Ciudad de México (Lunes, 13-06-2011, Gaudium Press) En medio de la expectativa por la llegada a la capital mexicana de las reliquias del Beato Juan de Palafox y Mendoza, el próximo 22 de junio, el semanario Desde la Fe, órgano de la Arquidiócesis de México, ha vuelto a resaltar la figura del virrey español y primer obispo de Puebla, modelo de quien se quiera desempeñar en las lides políticas según el espíritu cristiano, y a su vez «intercesor de los políticos». Juan de Palafox fue beatificado el domingo 5 de junio pasado en la Catedral de la Asunción de El Burgo de Osma en Soria, España, en ceremonia presidida por el Prefecto de la Congregación para las Causas de los Santos, Cardenal Angelo Amato.
Al recomendar a la clase política abandonar la ambición, el derroche y la corrupción, el editorial del semanario Desde la Fe afirma que muy diferente «es lo que propone el beato Juan de Palafox de lo que es hoy gran parte de la clase política mexicana e internacional, marcada por una ideología laicista y orientada por los principios de Maquiavelo, la cual les ha hecho buscar el poder para provecho personal, tomando distancia de los valores éticos y morales como si se tratara de una contradicción entre el ejercicio del poder y la virtud».

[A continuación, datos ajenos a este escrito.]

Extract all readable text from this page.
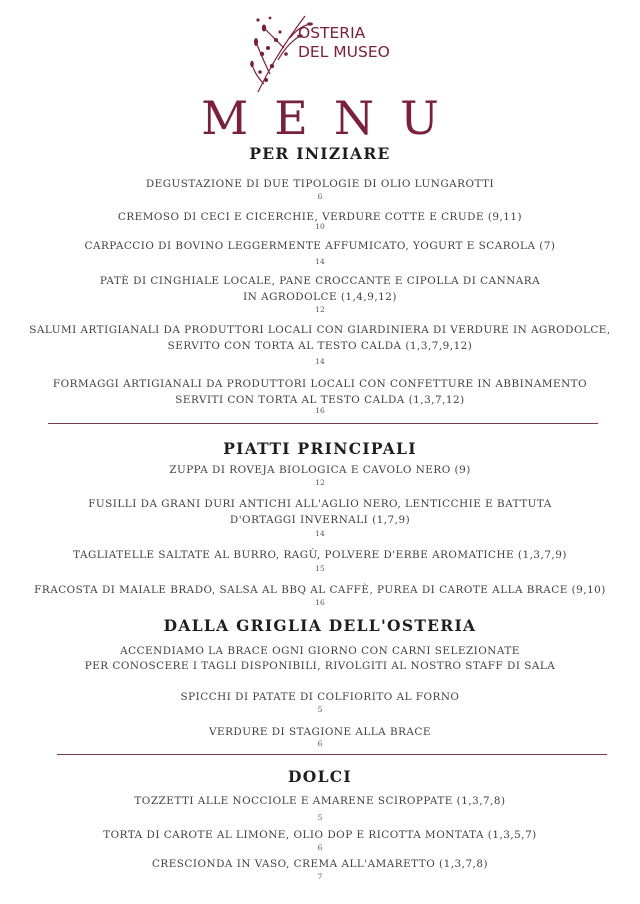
OSTERIA
DEL MUSEO
MENU
PER INIZIARE
DEGUSTAZIONE DI DUE TIPOLOGIE DI OLIO LUNGAROTTI
6
CREMOSO DI CECI E CICERCHIE, VERDURE COTTE E CRUDE (9,11)
10
CARPACCIO DI BOVINO LEGGERMENTE AFFUMICATO, YOGURT E SCAROLA (7)
14
PATÈ DI CINGHIALE LOCALE, PANE CROCCANTE E CIPOLLA DI CANNARA
IN AGRODOLCE (1,4,9,12)
12
SALUMI ARTIGIANALI DA PRODUTTORI LOCALI CON GIARDINIERA DI VERDURE IN AGRODOLCE,
SERVITO CON TORTA AL TESTO CALDA (1,3,7,9,12)
14
FORMAGGI ARTIGIANALI DA PRODUTTORI LOCALI CON CONFETTURE IN ABBINAMENTO
SERVITI CON TORTA AL TESTO CALDA (1,3,7,12)
16
PIATTI PRINCIPALI
ZUPPA DI ROVEJA BIOLOGICA E CAVOLO NERO (9)
12
FUSILLI DA GRANI DURI ANTICHI ALL'AGLIO NERO, LENTICCHIE E BATTUTA
D'ORTAGGI INVERNALI (1,7,9)
14
TAGLIATELLE SALTATE AL BURRO, RAGÙ, POLVERE D'ERBE AROMATICHE (1,3,7,9)
15
FRACOSTA DI MAIALE BRADO, SALSA AL BBQ AL CAFFÈ, PUREA DI CAROTE ALLA BRACE (9,10)
16
DALLA GRIGLIA DELL'OSTERIA
ACCENDIAMO LA BRACE OGNI GIORNO CON CARNI SELEZIONATE
PER CONOSCERE I TAGLI DISPONIBILI, RIVOLGITI AL NOSTRO STAFF DI SALA
SPICCHI DI PATATE DI COLFIORITO AL FORNO
5
VERDURE DI STAGIONE ALLA BRACE
6
DOLCI
TOZZETTI ALLE NOCCIOLE E AMARENE SCIROPPATE (1,3,7,8)
5
TORTA DI CAROTE AL LIMONE, OLIO DOP E RICOTTA MONTATA (1,3,5,7)
6
CRESCIONDA IN VASO, CREMA ALL'AMARETTO (1,3,7,8)
7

«México necesita de una clase politica de más altura y con una nueva mentalidad. Don Juan de Palafox nos enseña que un gobernante sin virtudes, una comunidad sin valores y una práctica común de la corrupción y de la injusticia, arrastra a la sociedad irremediablemente a su ruina», expresa el semanario.

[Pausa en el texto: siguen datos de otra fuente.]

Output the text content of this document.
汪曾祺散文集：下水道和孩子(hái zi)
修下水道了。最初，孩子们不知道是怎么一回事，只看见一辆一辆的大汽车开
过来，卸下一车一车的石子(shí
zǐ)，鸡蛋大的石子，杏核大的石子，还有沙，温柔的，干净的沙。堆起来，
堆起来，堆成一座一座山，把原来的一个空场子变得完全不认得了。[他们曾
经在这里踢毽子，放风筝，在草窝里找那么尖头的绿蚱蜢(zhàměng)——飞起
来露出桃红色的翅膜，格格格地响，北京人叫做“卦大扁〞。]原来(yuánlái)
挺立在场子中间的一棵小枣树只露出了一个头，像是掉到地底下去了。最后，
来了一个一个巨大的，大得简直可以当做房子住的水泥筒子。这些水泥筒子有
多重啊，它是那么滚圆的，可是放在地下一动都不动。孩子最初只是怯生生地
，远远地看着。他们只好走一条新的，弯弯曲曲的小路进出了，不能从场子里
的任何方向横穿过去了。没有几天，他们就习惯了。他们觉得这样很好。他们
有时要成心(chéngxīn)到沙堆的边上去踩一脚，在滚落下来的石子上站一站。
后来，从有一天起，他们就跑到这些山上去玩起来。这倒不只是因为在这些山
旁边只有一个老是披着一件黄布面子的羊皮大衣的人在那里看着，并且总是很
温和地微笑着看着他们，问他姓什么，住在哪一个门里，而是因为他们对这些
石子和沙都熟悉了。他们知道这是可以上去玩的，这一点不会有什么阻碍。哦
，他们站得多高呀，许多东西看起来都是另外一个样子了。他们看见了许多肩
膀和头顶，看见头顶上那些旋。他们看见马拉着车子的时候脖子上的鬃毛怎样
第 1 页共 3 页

Una nueva mentalidad, más altura, políticos que imiten al Beato Palafox, «un gobernante luminoso, justo, sabio, firme y santo», son requeridos en el México de hoy, y en el mundo entero.
Biografía del Beato
Nace el beato Palafox el 24 de junio de 1600 en Fitero, Navarra, fruto de una unión ilegítima entre Jaime de Palafox y Rebolledo, más tarde segundo marqués de Ariza, y Ana de Casanate y Espés, viuda de noble estirpe. La viuda viendo la posibilidad de mancillar su reputación, oculta su embarazo, y dada a luz la criatura, busca deshacerse de la inocente obra de su pecado cometiendo el siniestro crimen del infanticidio.

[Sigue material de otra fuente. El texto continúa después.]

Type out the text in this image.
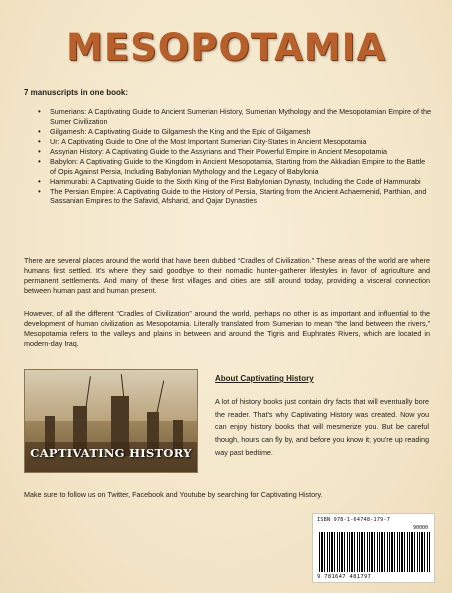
MESOPOTAMIA
7 manuscripts in one book:
• Sumerians: A Captivating Guide to Ancient Sumerian History, Sumerian Mythology and the Mesopotamian Empire of the Sumer Civilization
• Gilgamesh: A Captivating Guide to Gilgamesh the King and the Epic of Gilgamesh
• Ur: A Captivating Guide to One of the Most Important Sumerian City-States in Ancient Mesopotamia
• Assyrian History: A Captivating Guide to the Assyrians and Their Powerful Empire in Ancient Mesopotamia
• Babylon: A Captivating Guide to the Kingdom in Ancient Mesopotamia, Starting from the Akkadian Empire to the Battle of Opis Against Persia, Including Babylonian Mythology and the Legacy of Babylonia
• Hammurabi: A Captivating Guide to the Sixth King of the First Babylonian Dynasty, Including the Code of Hammurabi
• The Persian Empire: A Captivating Guide to the History of Persia, Starting from the Ancient Achaemenid, Parthian, and Sassanian Empires to the Safavid, Afsharid, and Qajar Dynasties

There are several places around the world that have been dubbed “Cradles of Civilization.” These areas of the world are where humans first settled. It's where they said goodbye to their nomadic hunter-gatherer lifestyles in favor of agriculture and permanent settlements. And many of these first villages and cities are still around today, providing a visceral connection between human past and human present.

However, of all the different “Cradles of Civilization” around the world, perhaps no other is as important and influential to the development of human civilization as Mesopotamia. Literally translated from Sumerian to mean “the land between the rivers,” Mesopotamia refers to the valleys and plains in between and around the Tigris and Euphrates Rivers, which are located in modern-day Iraq.

CAPTIVATING HISTORY
About Captivating History

A lot of history books just contain dry facts that will eventually bore the reader. That's why Captivating History was created. Now you can enjoy history books that will mesmerize you. But be careful though, hours can fly by, and before you know it; you're up reading way past bedtime.

Make sure to follow us on Twitter, Facebook and Youtube by searching for Captivating History.

ISBN 978-1-64748-179-7
90000
9 781647 481797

Para ello, manda a una de sus criadas a que se deshiciera del niño, cosa que intenta esta última queriendo lanzarlo a las aguas del Alhama. Pero Dios velaba por ese pequeño, como veló por Moisés, y dispuso que el guardián de los Baños se percatara del horror que iba a ser cometido y en un acto de sublime generosidad cristiana se hizo cargo del pequeño hasta los 9 años, cuando su padre lo reconoció, y fue a vivir a su casa donde recibió una elevada educación.
En Salamanca, en 1620, obtuvo el bachillerato en cánones, y a su regreso a Ariza, su padre le entregó el gobierno del marquesado. Tenía solo 20 años.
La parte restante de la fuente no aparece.